Best value for gamma: 0.0


In [132]:
# find best value for subsample and colsample_bytree

params4 = {
    'subsample' : [0.6, 0.7, 0.8, 0.9],
    'colsample_bytree' : [0.6, 0.7, 0.8, 0.9]
}

clf = GridSearchCV(xgb, param_grid=params4)
clf.fit(X_train, np.array(y_train).ravel())

best_params4 = clf.best_params_

xgb.set_params(**best_params4)

print('Best value for subsample:', best_params4['subsample'])
print('Best value for colsample_bytree:', best_params4['colsample_bytree'])

Best value for subsample: 0.6
Best value for colsample_bytree: 0.8


In [133]:
# find best value for reg_alpha

params5 = {
    'reg_alpha' : np.logspace(-5, 2, 10)
}

clf = GridSearchCV(xgb, param_grid=params5)
clf.fit(X_train, np.array(y_train).ravel())

best_params5 = clf.best_params_

xgb.set_params(**best_params5)

print('Best value for reg_alpha:', best_params5['reg_alpha'])
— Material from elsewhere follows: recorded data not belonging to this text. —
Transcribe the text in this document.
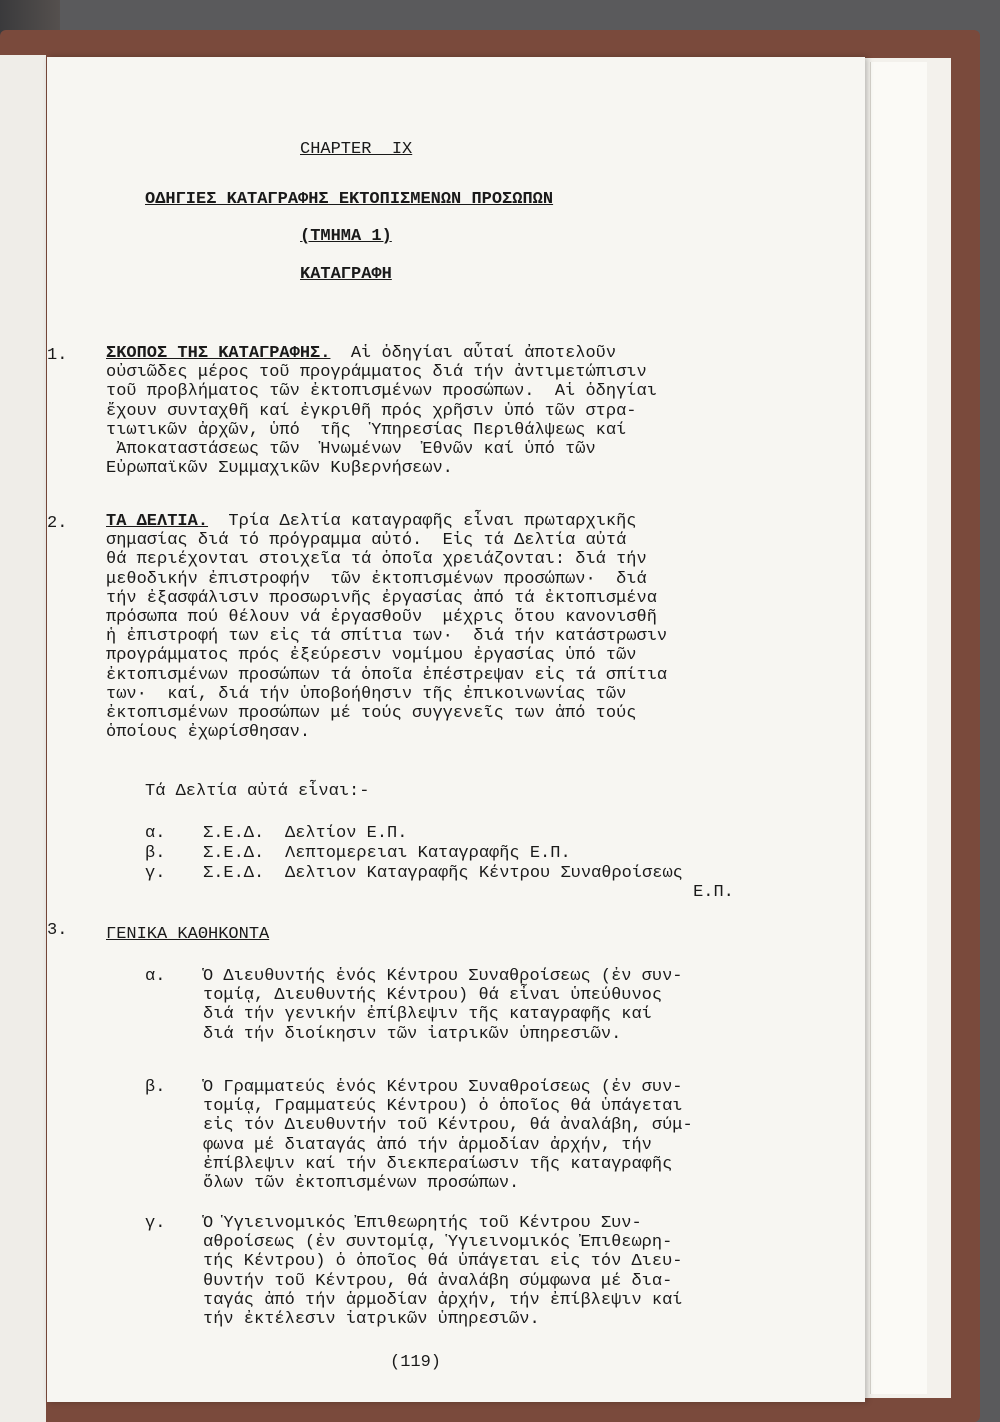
CHAPTER  IX
ΟΔΗΓΙΕΣ ΚΑΤΑΓΡΑΦΗΣ ΕΚΤΟΠΙΣΜΕΝΩΝ ΠΡΟΣΩΠΩΝ
(ΤΜΗΜΑ 1)
ΚΑΤΑΓΡΑΦΗ
1. ΣΚΟΠΟΣ ΤΗΣ ΚΑΤΑΓΡΑΦΗΣ.  Αἱ ὁδηγίαι αὗταί ἀποτελοῦν
οὐσιῶδες μέρος τοῦ προγράμματος διά τήν ἀντιμετώπισιν
τοῦ προβλήματος τῶν ἐκτοπισμένων προσώπων.  Αἱ ὁδηγίαι
ἔχουν συνταχθῆ καί ἐγκριθῆ πρός χρῆσιν ὑπό τῶν στρα-
τιωτικῶν ἀρχῶν, ὑπό  τῆς  Ὑπηρεσίας Περιθάλψεως καί
Ἀποκαταστάσεως τῶν  Ἡνωμένων  Ἐθνῶν καί ὑπό τῶν
Εὐρωπαϊκῶν Συμμαχικῶν Κυβερνήσεων.
2. ΤΑ ΔΕΛΤΙΑ.  Τρία Δελτία καταγραφῆς εἶναι πρωταρχικῆς
σημασίας διά τό πρόγραμμα αὐτό.  Εἰς τά Δελτία αὐτά
θά περιέχονται στοιχεῖα τά ὁποῖα χρειάζονται: διά τήν
μεθοδικήν ἐπιστροφήν  τῶν ἐκτοπισμένων προσώπων·  διά
τήν ἐξασφάλισιν προσωρινῆς ἐργασίας ἀπό τά ἐκτοπισμένα
πρόσωπα πού θέλουν νά ἐργασθοῦν  μέχρις ὅτου κανονισθῆ
ἡ ἐπιστροφή των εἰς τά σπίτια των·  διά τήν κατάστρωσιν
προγράμματος πρός ἐξεύρεσιν νομίμου ἐργασίας ὑπό τῶν
ἐκτοπισμένων προσώπων τά ὁποῖα ἐπέστρεψαν εἰς τά σπίτια
των·  καί, διά τήν ὑποβοήθησιν τῆς ἐπικοινωνίας τῶν
ἐκτοπισμένων προσώπων μέ τούς συγγενεῖς των ἀπό τούς
ὁποίους ἐχωρίσθησαν.
Τά Δελτία αὐτά εἶναι:-
α. Σ.Ε.Δ. Δελτίον Ε.Π.
β. Σ.Ε.Δ. Λεπτομερειαι Καταγραφῆς Ε.Π.
γ. Σ.Ε.Δ. Δελτιον Καταγραφῆς Κέντρου Συναθροίσεως
Ε.Π.
3. ΓΕΝΙΚΑ ΚΑΘΗΚΟΝΤΑ
α. Ὁ Διευθυντής ἑνός Κέντρου Συναθροίσεως (ἐν συν-
τομίᾳ, Διευθυντής Κέντρου) θά εἶναι ὑπεύθυνος
διά τήν γενικήν ἐπίβλεψιν τῆς καταγραφῆς καί
διά τήν διοίκησιν τῶν ἰατρικῶν ὑπηρεσιῶν.
β. Ὁ Γραμματεύς ἑνός Κέντρου Συναθροίσεως (ἐν συν-
τομίᾳ, Γραμματεύς Κέντρου) ὁ ὁποῖος θά ὑπάγεται
εἰς τόν Διευθυντήν τοῦ Κέντρου, θά ἀναλάβη, σύμ-
φωνα μέ διαταγάς ἀπό τήν ἁρμοδίαν ἀρχήν, τήν
ἐπίβλεψιν καί τήν διεκπεραίωσιν τῆς καταγραφῆς
ὅλων τῶν ἐκτοπισμένων προσώπων.
γ. Ὁ Ὑγιεινομικός Ἐπιθεωρητής τοῦ Κέντρου Συν-
αθροίσεως (ἐν συντομίᾳ, Ὑγιεινομικός Ἐπιθεωρη-
τής Κέντρου) ὁ ὁποῖος θά ὑπάγεται εἰς τόν Διευ-
θυντήν τοῦ Κέντρου, θά ἀναλάβη σύμφωνα μέ δια-
ταγάς ἀπό τήν ἁρμοδίαν ἀρχήν, τήν ἐπίβλεψιν καί
τήν ἐκτέλεσιν ἰατρικῶν ὑπηρεσιῶν.
(119)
Best value for reg_alpha: 1e-05


Now lets fit XGBoost again and see what is the difference:

In [136]:
xgb.fit(X_train, y_train)

print('Accuracy: old value: {}, new value: {}'.format(old_accuracy, xgb.score(X_test, y_test)))
print('Train AUC-ROC: {}, new value: {}'.format(old_roc_train, roc_auc_score(y_train, xgb.predict(X_train))))
print('Test AUC-ROC: {}, new value: {}'.format(old_roc_test, roc_auc_score(y_test, xgb.predict(X_test))))
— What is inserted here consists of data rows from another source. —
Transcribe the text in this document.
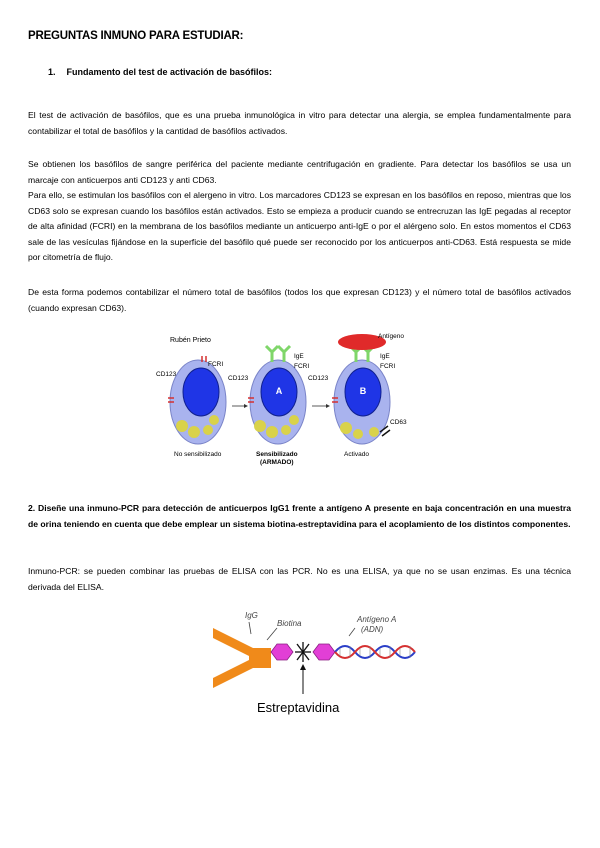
PREGUNTAS INMUNO PARA ESTUDIAR:
1. Fundamento del test de activación de basófilos:
El test de activación de basófilos, que es una prueba inmunológica in vitro para detectar una alergia, se emplea fundamentalmente para contabilizar el total de basófilos y la cantidad de basófilos activados.
Se obtienen los basófilos de sangre periférica del paciente mediante centrifugación en gradiente. Para detectar los basófilos se usa un marcaje con anticuerpos anti CD123 y anti CD63.
Para ello, se estimulan los basófilos con el alergeno in vitro. Los marcadores CD123 se expresan en los basófilos en reposo, mientras que los CD63 solo se expresan cuando los basófilos están activados. Esto se empieza a producir cuando se entrecruzan las IgE pegadas al receptor de alta afinidad (FCRI) en la membrana de los basófilos mediante un anticuerpo anti-IgE o por el alérgeno solo. En estos momentos el CD63 sale de las vesículas fijándose en la superficie del basófilo qué puede ser reconocido por los anticuerpos anti-CD63. Está respuesta se mide por citometría de flujo.
De esta forma podemos contabilizar el número total de basófilos (todos los que expresan CD123) y el número total de basófilos activados (cuando expresan CD63).
Rubén Prieto
FCRI
CD123
No sensibilizado
A
IgE
FCRI
CD123
Sensibilizado
(ARMADO)
B
Antígeno
IgE
FCRI
CD123
CD63
Activado
2. Diseñe una inmuno-PCR para detección de anticuerpos IgG1 frente a antígeno A presente en baja concentración en una muestra de orina teniendo en cuenta que debe emplear un sistema biotina-estreptavidina para el acoplamiento de los distintos componentes.
Inmuno-PCR: se pueden combinar las pruebas de ELISA con las PCR. No es una ELISA, ya que no se usan enzimas. Es una técnica derivada del ELISA.
IgG
Biotina	Antígeno A
(ADN)
Estreptavidina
Accuracy: old value: 0.7578333333333334, new value: 0.7655
Train AUC-ROC: 0.5362336888086562, new value: 0.574835634451019
Test AUC-ROC: 0.5224054335048152, new value: 0.5448417515224935


As we can see, after tuning the parameters of XGBoost, accuracy score and AUC-ROC score has improved.